A fuzzy-buzzy mix of guitars and electronics, “Coroner’s Office” succeeds where a lot of this kind of lo-fi fuzz-buzz (to my ears) fails, and this is because David Chandler and Leah Rosen may love the DIY thing but they also love the pop song thing. This is a real, complete song; even if partially electronic and programmed, it feels actually crafted by actual human hands. Developing over a sturdy, repeating four-chord progression, the same one for both the verse and the chorus, “Coroner’s Office” is generously sprinkled with delightful songwriting moments. Such as: the back-door, idiosyncratic hook we get here at the end of the verse with the repeating lyric “This is really real” (first heard at 0:39). And check out how the melody, which feels simple note to note, has the winsome tendency to leap up and down.

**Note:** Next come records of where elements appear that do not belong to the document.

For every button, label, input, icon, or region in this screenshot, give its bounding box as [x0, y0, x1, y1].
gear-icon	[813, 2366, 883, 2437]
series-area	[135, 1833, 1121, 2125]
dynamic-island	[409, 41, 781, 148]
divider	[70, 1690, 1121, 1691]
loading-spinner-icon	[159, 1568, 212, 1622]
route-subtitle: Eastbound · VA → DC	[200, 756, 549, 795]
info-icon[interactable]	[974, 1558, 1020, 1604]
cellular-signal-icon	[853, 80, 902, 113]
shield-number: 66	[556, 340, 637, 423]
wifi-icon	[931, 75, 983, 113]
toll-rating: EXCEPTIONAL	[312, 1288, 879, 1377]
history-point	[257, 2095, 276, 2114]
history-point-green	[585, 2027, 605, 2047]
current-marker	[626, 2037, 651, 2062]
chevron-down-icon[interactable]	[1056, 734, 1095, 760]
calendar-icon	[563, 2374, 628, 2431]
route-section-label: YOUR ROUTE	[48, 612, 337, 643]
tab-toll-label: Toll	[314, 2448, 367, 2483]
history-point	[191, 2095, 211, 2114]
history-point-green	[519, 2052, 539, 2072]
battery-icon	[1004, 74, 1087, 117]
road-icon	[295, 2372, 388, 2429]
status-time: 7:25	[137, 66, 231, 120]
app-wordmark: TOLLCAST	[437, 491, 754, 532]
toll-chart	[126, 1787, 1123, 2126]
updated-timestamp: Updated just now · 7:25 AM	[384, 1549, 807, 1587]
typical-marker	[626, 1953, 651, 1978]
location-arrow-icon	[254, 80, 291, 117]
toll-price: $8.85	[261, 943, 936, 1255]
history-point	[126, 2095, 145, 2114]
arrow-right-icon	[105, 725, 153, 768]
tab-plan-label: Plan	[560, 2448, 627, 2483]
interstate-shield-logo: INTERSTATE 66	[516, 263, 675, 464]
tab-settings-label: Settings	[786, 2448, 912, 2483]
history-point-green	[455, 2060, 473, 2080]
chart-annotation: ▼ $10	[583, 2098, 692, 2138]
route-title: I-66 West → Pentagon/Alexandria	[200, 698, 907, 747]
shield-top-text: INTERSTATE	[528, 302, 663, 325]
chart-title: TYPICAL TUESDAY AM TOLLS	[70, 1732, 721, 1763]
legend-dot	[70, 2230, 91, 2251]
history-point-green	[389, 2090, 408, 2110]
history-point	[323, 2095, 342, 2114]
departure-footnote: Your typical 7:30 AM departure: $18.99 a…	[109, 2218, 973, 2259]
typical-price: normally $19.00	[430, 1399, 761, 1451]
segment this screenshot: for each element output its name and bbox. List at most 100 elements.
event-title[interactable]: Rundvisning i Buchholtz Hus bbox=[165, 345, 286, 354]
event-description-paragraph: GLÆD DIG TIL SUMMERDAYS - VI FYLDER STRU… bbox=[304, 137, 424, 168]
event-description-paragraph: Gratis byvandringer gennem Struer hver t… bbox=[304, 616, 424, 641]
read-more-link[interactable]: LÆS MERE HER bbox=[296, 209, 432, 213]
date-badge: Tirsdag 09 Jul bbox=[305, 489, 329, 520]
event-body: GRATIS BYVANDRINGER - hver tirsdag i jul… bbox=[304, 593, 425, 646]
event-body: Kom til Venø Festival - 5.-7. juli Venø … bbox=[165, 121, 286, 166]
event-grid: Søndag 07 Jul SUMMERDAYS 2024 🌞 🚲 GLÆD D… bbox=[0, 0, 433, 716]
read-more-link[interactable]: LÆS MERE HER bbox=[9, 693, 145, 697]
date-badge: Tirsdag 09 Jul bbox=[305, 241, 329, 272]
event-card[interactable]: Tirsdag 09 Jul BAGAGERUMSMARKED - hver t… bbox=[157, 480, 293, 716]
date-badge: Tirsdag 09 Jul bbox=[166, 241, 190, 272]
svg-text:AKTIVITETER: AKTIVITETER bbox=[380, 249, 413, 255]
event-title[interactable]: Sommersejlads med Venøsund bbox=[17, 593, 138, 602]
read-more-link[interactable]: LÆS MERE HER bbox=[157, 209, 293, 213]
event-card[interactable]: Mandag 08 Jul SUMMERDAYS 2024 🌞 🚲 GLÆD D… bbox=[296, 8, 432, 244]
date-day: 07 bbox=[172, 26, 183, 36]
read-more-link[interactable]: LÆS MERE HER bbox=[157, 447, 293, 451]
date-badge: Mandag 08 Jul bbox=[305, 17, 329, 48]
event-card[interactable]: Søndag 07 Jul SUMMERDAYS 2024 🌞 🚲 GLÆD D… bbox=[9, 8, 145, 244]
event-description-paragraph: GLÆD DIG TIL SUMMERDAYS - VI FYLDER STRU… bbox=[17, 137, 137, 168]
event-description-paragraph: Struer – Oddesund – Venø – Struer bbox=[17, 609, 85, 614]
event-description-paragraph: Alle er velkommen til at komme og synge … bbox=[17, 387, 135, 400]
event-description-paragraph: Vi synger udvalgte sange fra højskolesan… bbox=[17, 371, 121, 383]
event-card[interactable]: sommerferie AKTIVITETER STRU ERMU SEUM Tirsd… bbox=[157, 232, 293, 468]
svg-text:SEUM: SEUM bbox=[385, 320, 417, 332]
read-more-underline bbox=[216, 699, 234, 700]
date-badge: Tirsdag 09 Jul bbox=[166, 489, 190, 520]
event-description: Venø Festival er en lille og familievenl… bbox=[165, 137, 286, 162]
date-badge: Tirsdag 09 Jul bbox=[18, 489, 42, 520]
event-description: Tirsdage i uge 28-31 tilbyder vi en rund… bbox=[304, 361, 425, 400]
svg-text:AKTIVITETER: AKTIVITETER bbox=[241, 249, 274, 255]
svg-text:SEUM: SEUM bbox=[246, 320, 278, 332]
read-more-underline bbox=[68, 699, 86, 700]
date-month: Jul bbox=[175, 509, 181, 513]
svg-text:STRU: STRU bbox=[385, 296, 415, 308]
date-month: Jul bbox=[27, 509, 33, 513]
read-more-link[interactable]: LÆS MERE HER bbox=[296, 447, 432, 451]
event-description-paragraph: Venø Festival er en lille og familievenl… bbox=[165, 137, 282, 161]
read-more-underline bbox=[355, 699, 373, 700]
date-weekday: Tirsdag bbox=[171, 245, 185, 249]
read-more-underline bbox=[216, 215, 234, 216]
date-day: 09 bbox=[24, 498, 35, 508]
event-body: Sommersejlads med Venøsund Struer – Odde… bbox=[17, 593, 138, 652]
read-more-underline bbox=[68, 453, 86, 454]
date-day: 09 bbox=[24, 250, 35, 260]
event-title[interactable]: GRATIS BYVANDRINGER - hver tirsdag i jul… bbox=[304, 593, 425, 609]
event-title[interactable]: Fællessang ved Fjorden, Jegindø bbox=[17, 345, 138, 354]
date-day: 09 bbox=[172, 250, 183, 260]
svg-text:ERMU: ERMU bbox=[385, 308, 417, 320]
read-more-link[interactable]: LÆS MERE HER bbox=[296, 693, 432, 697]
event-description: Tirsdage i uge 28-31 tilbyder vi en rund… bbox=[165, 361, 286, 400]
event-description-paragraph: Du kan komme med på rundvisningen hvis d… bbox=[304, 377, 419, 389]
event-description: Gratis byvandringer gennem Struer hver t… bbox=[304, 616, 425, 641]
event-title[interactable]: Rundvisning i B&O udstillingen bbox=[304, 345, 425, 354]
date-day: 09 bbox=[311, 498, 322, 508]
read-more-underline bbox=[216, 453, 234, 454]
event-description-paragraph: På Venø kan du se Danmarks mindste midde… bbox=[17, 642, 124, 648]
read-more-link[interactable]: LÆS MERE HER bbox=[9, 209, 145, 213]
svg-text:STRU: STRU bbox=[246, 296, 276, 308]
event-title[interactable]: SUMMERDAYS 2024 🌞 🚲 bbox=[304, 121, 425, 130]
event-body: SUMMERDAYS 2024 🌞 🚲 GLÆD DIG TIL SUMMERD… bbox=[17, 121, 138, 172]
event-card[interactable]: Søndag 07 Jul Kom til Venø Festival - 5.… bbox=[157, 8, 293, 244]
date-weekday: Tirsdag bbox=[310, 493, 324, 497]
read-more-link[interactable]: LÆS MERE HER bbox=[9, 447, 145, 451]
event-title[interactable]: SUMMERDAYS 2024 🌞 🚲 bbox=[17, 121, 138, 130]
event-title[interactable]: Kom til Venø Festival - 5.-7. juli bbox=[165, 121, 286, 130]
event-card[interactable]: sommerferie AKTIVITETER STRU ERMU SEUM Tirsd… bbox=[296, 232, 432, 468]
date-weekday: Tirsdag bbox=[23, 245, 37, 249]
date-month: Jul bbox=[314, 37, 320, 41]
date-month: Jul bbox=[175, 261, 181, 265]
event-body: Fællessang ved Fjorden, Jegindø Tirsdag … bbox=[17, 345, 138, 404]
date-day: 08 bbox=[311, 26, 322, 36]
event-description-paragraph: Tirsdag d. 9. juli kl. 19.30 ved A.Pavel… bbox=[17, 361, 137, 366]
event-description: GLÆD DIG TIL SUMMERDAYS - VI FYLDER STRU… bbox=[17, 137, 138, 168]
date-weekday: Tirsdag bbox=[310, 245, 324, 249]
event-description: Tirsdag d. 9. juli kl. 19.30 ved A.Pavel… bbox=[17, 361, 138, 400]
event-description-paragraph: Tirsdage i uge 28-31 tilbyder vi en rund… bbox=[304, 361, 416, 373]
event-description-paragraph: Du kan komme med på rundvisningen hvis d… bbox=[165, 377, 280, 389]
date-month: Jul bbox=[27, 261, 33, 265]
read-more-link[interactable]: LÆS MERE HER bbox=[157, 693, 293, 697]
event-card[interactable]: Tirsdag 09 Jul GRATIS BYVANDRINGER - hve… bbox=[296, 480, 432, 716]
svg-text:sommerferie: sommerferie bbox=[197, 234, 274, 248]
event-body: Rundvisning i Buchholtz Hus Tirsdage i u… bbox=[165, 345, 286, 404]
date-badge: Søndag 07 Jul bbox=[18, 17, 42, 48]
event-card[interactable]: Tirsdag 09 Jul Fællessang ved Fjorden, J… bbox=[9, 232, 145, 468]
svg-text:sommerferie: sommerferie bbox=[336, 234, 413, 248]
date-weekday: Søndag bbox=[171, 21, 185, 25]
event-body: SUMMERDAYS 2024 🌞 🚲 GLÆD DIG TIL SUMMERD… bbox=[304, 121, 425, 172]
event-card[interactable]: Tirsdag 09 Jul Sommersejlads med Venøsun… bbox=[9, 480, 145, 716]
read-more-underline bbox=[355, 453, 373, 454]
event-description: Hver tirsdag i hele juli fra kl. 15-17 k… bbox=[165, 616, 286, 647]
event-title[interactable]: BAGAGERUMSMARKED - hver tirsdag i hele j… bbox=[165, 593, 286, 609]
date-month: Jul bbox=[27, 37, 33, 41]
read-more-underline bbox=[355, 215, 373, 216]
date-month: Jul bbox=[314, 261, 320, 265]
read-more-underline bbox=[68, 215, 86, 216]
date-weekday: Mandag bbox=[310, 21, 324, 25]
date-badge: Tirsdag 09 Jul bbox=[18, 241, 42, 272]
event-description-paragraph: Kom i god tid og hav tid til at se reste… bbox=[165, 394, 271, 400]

Note too how well Chandler’s blasé, wavering voice serves this kind of melody, and how well his phrasing serves the lyrics. Such as (0:57): “But you don’t know what she’s capable of/In the back of an old Chevrolet,” and listen to how he phrases that exactly as he might speak it, running the “know what she’s” part together whereas most singers would be tempted to accent the “know,” which makes sense singing but not talking. I appreciate too how his voice may be somewhat muffled but is still entirely present, the lyrics intelligible rather than turbid.

And then there are the tangential sounds, like the bright bell-like synth we get at 1:14 in the chorus, and then that wind-like synth that sweeps in at 1:50, and, further, that even more bell-like sound that chimes in at 1:58. This is what adds texture and heft.

The Seattle-based duo came together via Craigslist, each looking for a bandmate. Their mutual love of pioneering alternative rock bands (Velvet Underground, Sonic Youth, New Order, Pavement, Jesus & Mary Chain, et al) spawned Lux in early 2010. A first EP emerged five months later. Their self-released debut album, We Are Not The Same, is coming in early April.